Somewhat counter-intuitively, a reliable formula to derive a persons age is to dispense with the date arithmetic altogether and convert the dates to numbers.
SQL> select
2 x.*,
3 case when true_age = calculated_age then 'OK' else 'ERROR' end tag
4 from
5 (
6 select
7 t.*,
8 trunc((to_number(to_char(sys_date,'YYYYMMDD'))-
9 to_number(to_char(birth,'YYYYMMDD')))/10000) calculated_age
10 from t
11 ) x;
BIRTH SYS_DATE TRUE_AGE CALCULATED_AGE TAG
--------- --------- ---------- -------------- -----
12-MAY-00 30-MAR-16 15 15 OK
12-MAY-00 30-MAY-16 16 16 OK
12-MAY-00 12-MAY-16 16 16 OK
12-MAY-00 12-JUN-76 76 76 OK
29-FEB-00 01-MAR-13 13 13 OK
29-FEB-00 29-FEB-16 16 16 OK
29-FEB-00 28-FEB-17 16 16 OK
29-FEB-00 28-FEB-87 86 86 OK
01-JAN-00 31-DEC-87 87 87 OK
9 rows selected.
You can see how this neat little trick works by looking at the components of the expression
SQL> select
2 to_number(to_char(sys_date,'YYYYMMDD')) d1,
3 to_number(to_char(birth,'YYYYMMDD')) d2,
4 to_number(to_char(sys_date,'YYYYMMDD')) -
5 to_number(to_char(birth,'YYYYMMDD')) delt
6 from t;
D1 D2 DELT
---------- ---------- ----------
20160330 20000512 159818
20160530 20000512 160018
20160512 20000512 160000
20760612 20000512 760100
20130301 20000229 130072
20160229 20000229 160000
20170228 20000229 169999
20870228 20000229 869999
20871231 20000101 871130
9 rows selected.
The conversion to numbers means that elements like Feb 28th and Feb 29th are still distinct as opposed to both being seen as “the last day of Feburary” by internal date functions, and (for example on the second last line), the age calculation stay just below 87 as opposed to crossing over the boundary to 87.
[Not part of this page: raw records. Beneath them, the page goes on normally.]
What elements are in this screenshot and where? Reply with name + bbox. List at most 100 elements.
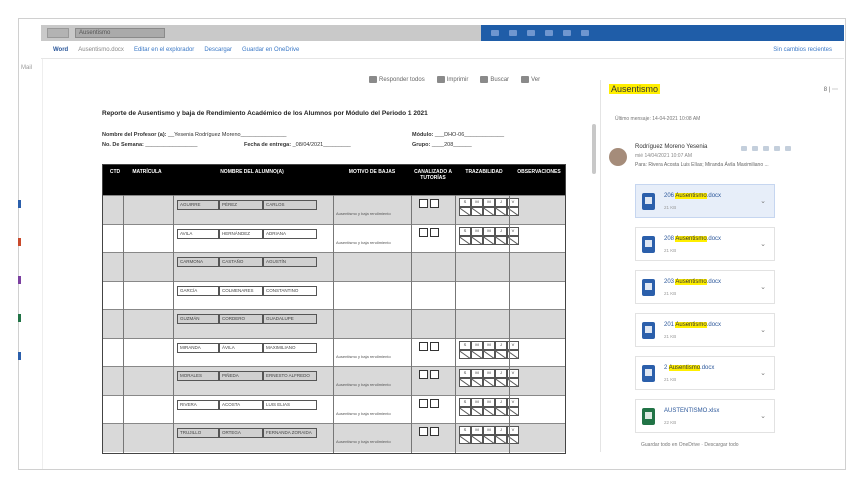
chevron-down-icon[interactable]: ⌄ xyxy=(760,369,766,377)
mail-nav-item[interactable]: Mail xyxy=(19,59,42,77)
grupo-line: Grupo: ____208______ xyxy=(412,142,472,148)
gear-icon[interactable] xyxy=(545,30,553,36)
grid-day-label: M xyxy=(483,226,495,236)
document-page: Reporte de Ausentismo y baja de Rendimie… xyxy=(96,98,581,454)
apellido-materno: ÁVILA xyxy=(219,342,263,353)
checkbox xyxy=(419,341,428,351)
reply-all-icon[interactable] xyxy=(763,146,769,151)
print-button[interactable]: Imprimir xyxy=(436,76,468,83)
col-trazabilidad: TRAZABILIDAD xyxy=(465,169,503,175)
reply-icon[interactable] xyxy=(752,146,758,151)
title-bar: Ausentismo xyxy=(41,25,844,41)
grid-day-label: M xyxy=(483,397,495,407)
grid-cell xyxy=(471,378,483,387)
message-actions xyxy=(741,146,791,151)
attachment-card[interactable]: 208 Ausentismo.docx 21 KB ⌄ xyxy=(635,227,775,261)
apellido-paterno: RIVERA xyxy=(177,399,219,410)
grid-day-label: M xyxy=(471,369,483,378)
avatar[interactable] xyxy=(581,30,589,36)
grid-cell xyxy=(459,406,471,416)
chevron-down-icon[interactable]: ⌄ xyxy=(760,326,766,334)
more-icon[interactable] xyxy=(785,146,791,151)
checkbox xyxy=(430,227,439,237)
marker xyxy=(18,314,21,322)
document-scrollbar[interactable] xyxy=(592,124,596,174)
nombres: CARLOS xyxy=(263,200,317,210)
attachment-card[interactable]: 203 Ausentismo.docx 21 KB ⌄ xyxy=(635,270,775,304)
search-box[interactable]: Ausentismo xyxy=(75,28,165,38)
canalizado-checkboxes xyxy=(419,427,439,436)
grid-cell xyxy=(495,435,507,444)
semana-line: No. De Semana: _________________ xyxy=(102,142,198,148)
recipients: Para: Rivera Acosta Luis Elías; Miranda … xyxy=(635,162,769,168)
col-ctd: CTD xyxy=(109,169,121,175)
word-file-icon xyxy=(642,193,655,210)
attachment-size: 21 KB xyxy=(664,377,677,382)
conversation-subject: Ausentismo xyxy=(609,84,661,94)
save-onedrive-button[interactable]: Guardar en OneDrive xyxy=(242,47,299,53)
attachment-card[interactable]: 201 Ausentismo.docx 21 KB ⌄ xyxy=(635,313,775,347)
status-text: Sin cambios recientes xyxy=(773,46,832,53)
like-icon[interactable] xyxy=(741,146,747,151)
apellido-materno: PÉREZ xyxy=(219,200,263,210)
attachment-card[interactable]: AUSTENTISMO.xlsx 22 KB ⌄ xyxy=(635,399,775,433)
grid-cell xyxy=(459,207,471,216)
chevron-down-icon[interactable]: ⌄ xyxy=(760,240,766,248)
attachments-footer[interactable]: Guardar todo en OneDrive · Descargar tod… xyxy=(641,442,739,448)
find-button[interactable]: Buscar xyxy=(480,76,509,83)
meet-icon[interactable] xyxy=(491,30,499,36)
search-highlight: Ausentismo xyxy=(675,322,707,328)
attachment-size: 21 KB xyxy=(664,248,677,253)
teams-icon[interactable] xyxy=(509,30,517,36)
sender-name[interactable]: Rodríguez Moreno Yesenia xyxy=(635,144,707,150)
checkbox xyxy=(430,370,439,379)
motivo-cell: Ausentismo y baja rendimiento xyxy=(336,439,391,444)
canalizado-checkboxes xyxy=(419,341,439,351)
grid-day-label: S xyxy=(459,426,471,435)
student-name-cells: MIRANDA ÁVILA MAXIMILIANO xyxy=(177,342,317,353)
edit-in-browser-button[interactable]: Editar en el explorador xyxy=(134,47,194,53)
attachment-card[interactable]: 206 Ausentismo.docx 21 KB ⌄ xyxy=(635,184,775,218)
grid-cell xyxy=(459,378,471,387)
grid-day-label: M xyxy=(471,226,483,236)
download-button[interactable]: Descargar xyxy=(204,47,232,53)
search-highlight: Ausentismo xyxy=(675,236,707,242)
back-button[interactable] xyxy=(47,28,69,38)
grid-day-label: M xyxy=(483,198,495,207)
grid-day-label: M xyxy=(471,426,483,435)
reply-all-button[interactable]: Responder todos xyxy=(369,76,425,83)
apellido-materno: CASTAÑO xyxy=(219,257,263,267)
forward-icon[interactable] xyxy=(774,146,780,151)
grid-day-label: S xyxy=(459,198,471,207)
apellido-materno: PIÑEDA xyxy=(219,371,263,381)
nombres: FERNANDA ZORAIDA xyxy=(263,428,317,438)
student-name-cells: MORALES PIÑEDA ERNESTO ALFREDO xyxy=(177,371,317,381)
view-button[interactable]: Ver xyxy=(521,76,540,83)
apellido-materno: ORTEGA xyxy=(219,428,263,438)
chevron-down-icon[interactable]: ⌄ xyxy=(760,197,766,205)
grid-cell xyxy=(495,235,507,245)
checkbox xyxy=(419,398,428,408)
apellido-paterno: MORALES xyxy=(177,371,219,381)
chevron-down-icon[interactable]: ⌄ xyxy=(760,283,766,291)
attachment-name-prefix: AUSTENTISMO xyxy=(664,408,708,414)
help-icon[interactable] xyxy=(563,30,571,36)
grid-day-label: S xyxy=(459,340,471,350)
grid-day-label: M xyxy=(471,340,483,350)
attachment-card[interactable]: 2 Ausentismo.docx 21 KB ⌄ xyxy=(635,356,775,390)
attachment-size: 21 KB xyxy=(664,334,677,339)
grid-cell xyxy=(483,378,495,387)
chevron-down-icon[interactable]: ⌄ xyxy=(760,412,766,420)
attachment-extension: .docx xyxy=(706,236,722,242)
trazabilidad-grid: SMMJV xyxy=(459,340,519,359)
conversation-controls[interactable]: 8 | ⋯ xyxy=(824,86,838,93)
sender-avatar xyxy=(609,148,627,166)
grid-day-label: J xyxy=(495,426,507,435)
marker xyxy=(18,200,21,208)
grid-cell xyxy=(483,349,495,359)
apellido-paterno: MIRANDA xyxy=(177,342,219,353)
motivo-cell: Ausentismo y baja rendimiento xyxy=(336,410,391,416)
grid-cell xyxy=(483,435,495,444)
student-name-cells: AVILA HERNÁNDEZ ADRIANA xyxy=(177,228,317,239)
bell-icon[interactable] xyxy=(527,30,535,36)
Now that you have a reliable formula, you can easily add the AGE as a column in a view on your table and not have to worry about the internals.
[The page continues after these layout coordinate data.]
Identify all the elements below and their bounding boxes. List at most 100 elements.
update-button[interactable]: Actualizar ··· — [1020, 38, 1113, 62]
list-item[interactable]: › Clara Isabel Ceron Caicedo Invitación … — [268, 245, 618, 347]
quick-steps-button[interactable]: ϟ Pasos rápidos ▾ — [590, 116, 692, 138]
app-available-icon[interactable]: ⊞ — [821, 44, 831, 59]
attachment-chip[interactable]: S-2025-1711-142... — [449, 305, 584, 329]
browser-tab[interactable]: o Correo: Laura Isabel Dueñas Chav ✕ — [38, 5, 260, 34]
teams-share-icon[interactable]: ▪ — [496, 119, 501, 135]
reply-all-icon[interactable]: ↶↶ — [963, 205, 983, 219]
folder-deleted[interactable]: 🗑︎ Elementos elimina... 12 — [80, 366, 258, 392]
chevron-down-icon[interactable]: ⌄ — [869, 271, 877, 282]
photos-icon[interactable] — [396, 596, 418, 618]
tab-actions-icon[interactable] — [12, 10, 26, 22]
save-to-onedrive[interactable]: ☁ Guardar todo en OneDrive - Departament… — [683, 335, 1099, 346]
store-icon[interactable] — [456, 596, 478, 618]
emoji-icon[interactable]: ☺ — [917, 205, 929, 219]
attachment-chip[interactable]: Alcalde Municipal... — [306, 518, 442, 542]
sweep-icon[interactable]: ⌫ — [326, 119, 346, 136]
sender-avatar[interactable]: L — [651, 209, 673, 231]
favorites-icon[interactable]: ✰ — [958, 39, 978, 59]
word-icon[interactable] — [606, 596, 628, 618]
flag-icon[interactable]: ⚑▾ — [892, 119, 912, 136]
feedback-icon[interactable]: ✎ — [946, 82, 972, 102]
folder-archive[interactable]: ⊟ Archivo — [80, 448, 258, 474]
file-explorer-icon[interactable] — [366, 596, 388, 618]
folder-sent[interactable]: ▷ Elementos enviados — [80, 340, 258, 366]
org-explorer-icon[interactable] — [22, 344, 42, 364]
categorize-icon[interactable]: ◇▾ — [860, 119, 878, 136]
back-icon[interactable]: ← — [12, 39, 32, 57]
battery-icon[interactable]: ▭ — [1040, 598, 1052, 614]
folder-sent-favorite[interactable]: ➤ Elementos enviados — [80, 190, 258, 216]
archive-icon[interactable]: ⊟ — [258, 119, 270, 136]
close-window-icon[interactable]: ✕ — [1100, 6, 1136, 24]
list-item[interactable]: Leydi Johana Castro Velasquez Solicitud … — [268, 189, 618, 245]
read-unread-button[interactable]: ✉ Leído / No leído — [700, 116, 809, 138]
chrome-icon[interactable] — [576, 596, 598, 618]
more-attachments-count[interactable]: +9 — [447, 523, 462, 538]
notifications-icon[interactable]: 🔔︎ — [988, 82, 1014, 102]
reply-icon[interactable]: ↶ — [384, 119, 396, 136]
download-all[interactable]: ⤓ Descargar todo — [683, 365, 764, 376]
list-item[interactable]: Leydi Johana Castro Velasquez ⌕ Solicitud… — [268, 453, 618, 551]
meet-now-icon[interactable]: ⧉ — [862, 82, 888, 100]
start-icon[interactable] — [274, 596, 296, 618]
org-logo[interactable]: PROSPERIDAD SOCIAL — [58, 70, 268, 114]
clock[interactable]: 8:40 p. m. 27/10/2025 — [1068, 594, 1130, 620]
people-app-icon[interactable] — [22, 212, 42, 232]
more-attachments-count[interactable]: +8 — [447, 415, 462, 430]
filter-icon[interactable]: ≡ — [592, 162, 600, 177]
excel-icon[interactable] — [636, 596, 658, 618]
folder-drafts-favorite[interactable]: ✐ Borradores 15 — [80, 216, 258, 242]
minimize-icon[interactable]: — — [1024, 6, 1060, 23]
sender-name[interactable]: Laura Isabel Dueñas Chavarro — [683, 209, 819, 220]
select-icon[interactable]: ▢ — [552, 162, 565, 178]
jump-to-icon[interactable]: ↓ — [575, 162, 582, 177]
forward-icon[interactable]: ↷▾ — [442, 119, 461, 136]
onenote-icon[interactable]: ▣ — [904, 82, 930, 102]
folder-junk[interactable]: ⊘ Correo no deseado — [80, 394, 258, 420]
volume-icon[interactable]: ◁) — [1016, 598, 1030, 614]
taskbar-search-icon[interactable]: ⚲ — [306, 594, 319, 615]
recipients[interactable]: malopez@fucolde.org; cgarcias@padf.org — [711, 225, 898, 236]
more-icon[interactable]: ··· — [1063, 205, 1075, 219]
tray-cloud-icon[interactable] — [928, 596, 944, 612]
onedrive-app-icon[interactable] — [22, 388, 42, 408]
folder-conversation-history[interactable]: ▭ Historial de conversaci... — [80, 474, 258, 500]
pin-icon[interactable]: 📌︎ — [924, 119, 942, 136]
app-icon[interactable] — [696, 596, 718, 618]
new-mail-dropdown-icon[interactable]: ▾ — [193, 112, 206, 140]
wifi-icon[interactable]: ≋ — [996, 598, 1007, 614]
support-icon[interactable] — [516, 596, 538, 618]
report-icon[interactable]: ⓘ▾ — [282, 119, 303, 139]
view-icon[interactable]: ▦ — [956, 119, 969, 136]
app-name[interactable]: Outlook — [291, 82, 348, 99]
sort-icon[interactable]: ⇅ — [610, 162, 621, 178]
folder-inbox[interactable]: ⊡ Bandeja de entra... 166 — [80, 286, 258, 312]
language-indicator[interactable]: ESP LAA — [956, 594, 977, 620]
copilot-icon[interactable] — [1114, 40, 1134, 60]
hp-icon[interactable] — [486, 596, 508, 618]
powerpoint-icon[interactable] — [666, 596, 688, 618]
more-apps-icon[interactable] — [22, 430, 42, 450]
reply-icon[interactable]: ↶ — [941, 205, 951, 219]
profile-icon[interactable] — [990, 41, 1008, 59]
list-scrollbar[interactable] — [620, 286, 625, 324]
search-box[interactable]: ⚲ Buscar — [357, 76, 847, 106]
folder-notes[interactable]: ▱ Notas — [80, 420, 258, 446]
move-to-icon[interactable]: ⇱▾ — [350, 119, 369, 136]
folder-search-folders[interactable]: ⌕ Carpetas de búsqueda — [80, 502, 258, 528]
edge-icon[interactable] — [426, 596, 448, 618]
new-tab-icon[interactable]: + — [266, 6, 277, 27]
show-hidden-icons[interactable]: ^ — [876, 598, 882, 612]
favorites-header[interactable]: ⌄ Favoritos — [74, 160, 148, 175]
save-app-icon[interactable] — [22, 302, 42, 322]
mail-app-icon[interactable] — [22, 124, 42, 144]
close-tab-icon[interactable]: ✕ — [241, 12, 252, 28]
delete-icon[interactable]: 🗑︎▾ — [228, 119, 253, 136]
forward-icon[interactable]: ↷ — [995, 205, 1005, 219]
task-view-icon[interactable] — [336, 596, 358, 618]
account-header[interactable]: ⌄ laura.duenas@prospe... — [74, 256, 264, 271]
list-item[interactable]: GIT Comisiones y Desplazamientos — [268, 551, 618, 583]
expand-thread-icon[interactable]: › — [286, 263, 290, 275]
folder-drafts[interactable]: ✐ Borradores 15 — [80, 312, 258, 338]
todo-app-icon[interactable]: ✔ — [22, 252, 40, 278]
Why you are using 10000 to findout the age?? May I know the logic
We are converting the dates to YYYYxxxx
So the years are in effect, multiples of 10,000 (because the ‘xxxx’ is capped at 9999). The ‘xxxx’ (ie months/days) becomes the means via which we decide on boundary points, that is, when comparing YYYYxxxx to ZZZZwwww, we only need to care about whether the ‘xxxx’ or greater or less than ‘wwww’ to decide whether a year has “ticked over”. THis way, we dont need to worry about leap years etc etc
I didnt “invent” this – I saw it many years ago somewhere, so apologies for not doing a proper acknowledgement to whoever first used it.